Clinique et topographie
Les céphalées dominent le tableau clinique, représentent le premier symptôme et sont notées dans deux tiers des cas, elles sont parfois associées à un œdème papillaire et traduisent une hypertension intracrânienne ; les céphalées peuvent être le seul signe noté au moment du diagnostic ; les déficits neurologiques et les crises d’épilepsie inaugurent les TVC dans 15 % des cas et traduisent les répercussions parenchymateuses (œdème, hématome) ; les crises inaugurales sont particulièrement fréquentes chez l’enfant et le nouveau-né ; les déficits et les crises bilatérales ou à bascule sont rares ; des troubles de la conscience sont relativement fréquents et dominent le tableau clinique en cas de thrombose des veines profondes [13, 14, 16].
Les TVC touchent par ordre de fréquence décroissante le sinus sagittal supérieur, les sinus transverses, le sinus droit et les veines profondes, les veines corticales, les sinus caverneux [13].
Le dosage des D-dimères note des taux élevés dans la plupart des TVC récentes, mais des données négatives sont possibles lorsque la clinique évolue depuis plus d’un mois. Le diagnostic de TVC est peu probable lorsque les taux sont inférieurs à 500 ng/mL [13, 35].
Imagerie
L’IRM est l’examen de référence qui analyse simultanément la perméabilité des structures veineuses et les répercussions des thromboses veineuses au niveau du parenchyme cérébral. La scanographie reste souvent l’examen réalisé en première intention dans le cadre d’un événement neurologique aigu. La mise en évidence d’un hématome doit toujours faire rechercher l’obstruction d’un collecteur veineux adjacent. Les progrès récents de l’ARM, notamment avec les techniques qui utilisent l’injection de gadolinium, rendent l’angiographie par cathétérisme totalement obsolète et amènent à la réserver aux contre-indications de l’IRM et de l’ARM avec gadolinium et à quelques situations difficiles de doute, notamment lié à des insuffisances techniques de l’ARM. Les progrès récents des scanographes multicoupes rendent la technique quasiment aussi efficace que l’ARM pour l’analyse des collecteurs veineux, mais la scanographie reste souvent, en dehors des hématomes cérébraux, moins performante pour l’évaluation des répercussions parenchymateuses.
Scanographie
Le scanner cérébral peut révéler la thrombose veineuse cérébrale devant des signes de localisation neurologique liés soit à un hématome intracérébral, qui se traduit par une hyperdensité cortico-sous-corticale dont la topographie est directement liée au siège de la thrombose veineuse, soit à un ramollissement veineux, qui se traduit par un œdème de type vasogénique et une hypodensité cortico-sous-corticale (fig. 6.1 à 6.3, 6.10, 6.15, 6.16, 6.25 et 6.27).
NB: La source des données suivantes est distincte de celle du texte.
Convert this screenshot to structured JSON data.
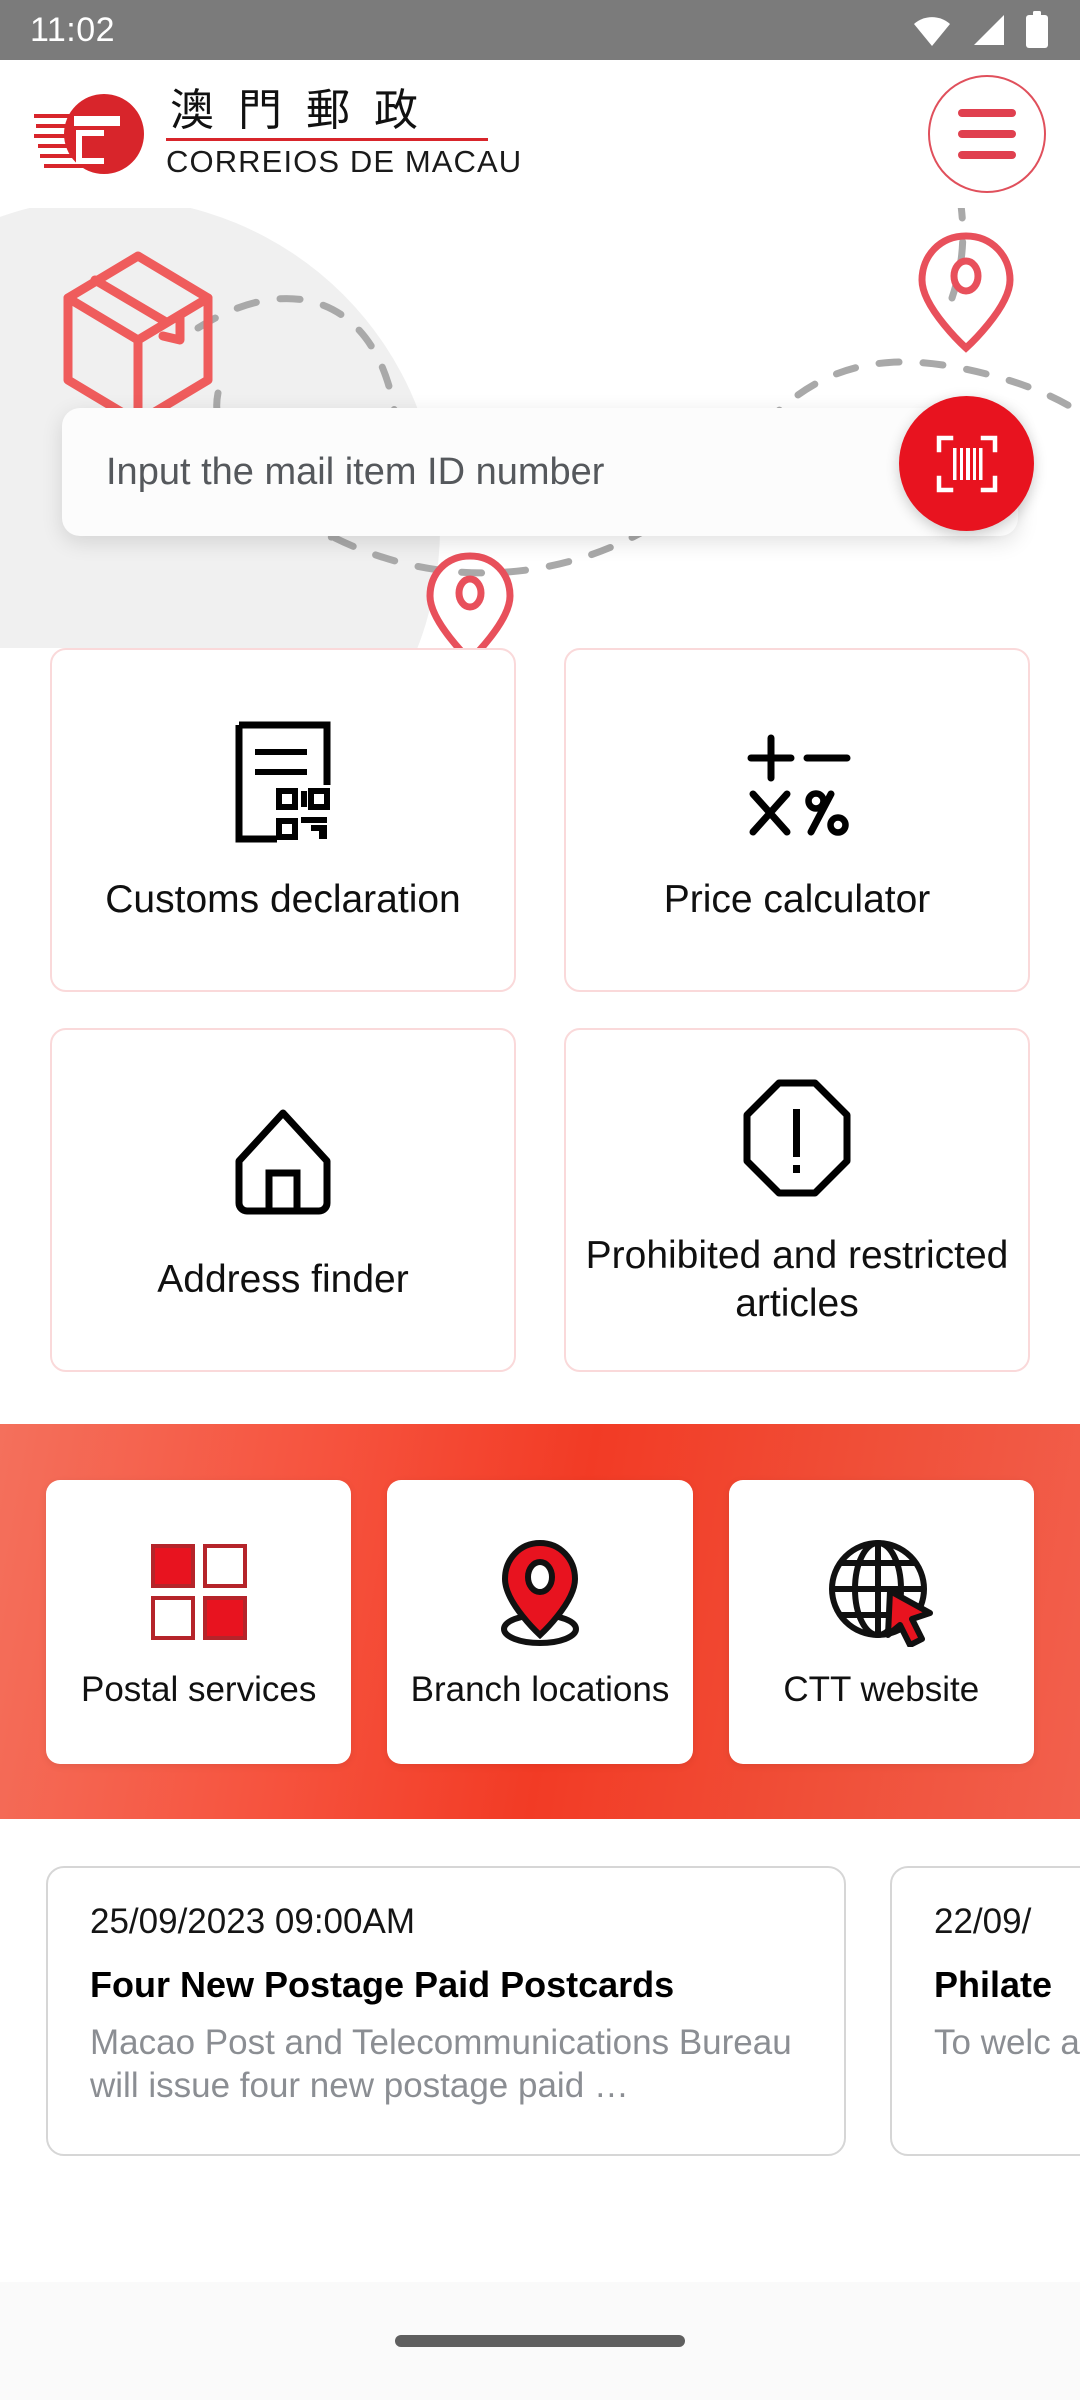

La thrombose du sinus sagittal supérieur induit des ischémies veineuses œdémateuses ou hémorragiques localisées dans les régions parasagittales fronto-pariéto-occipitales ; l’atteinte du sinus transverse induit des lésions temporo-occipitales inférieures ou cérébelleuses ; l’atteinte du sinus droit, de la grande veine de Galien et/ou des veines cérébrales internes se traduit par des lésions thalamo-capsulo-lenticulaires habituellement bilatérales (fig. 6.23, 6.24 et 6.27). Toute anomalie densitométrique dans ces régions doit conduire à un examen systématique et attentif des densités du sinus et des veines corticales adjacentes.

Fig. 6.1 Thrombose du sinus sagittal supérieur révélée par un hématome frontal gauche.
Les coupes scanographiques sans injection de produit de contraste (a, b, c) visualisent un hématome frontal gauche. Il existe une hyperintensité spontanée au niveau du sinus sagittal supérieur (étoiles) et de plusieurs veines corticales (flèche). La coupe scanographique axiale après injection de produit de contraste (d) visualise un signe du « delta » au niveau de la partie pariétale du sinus sagittal supérieur (flèche).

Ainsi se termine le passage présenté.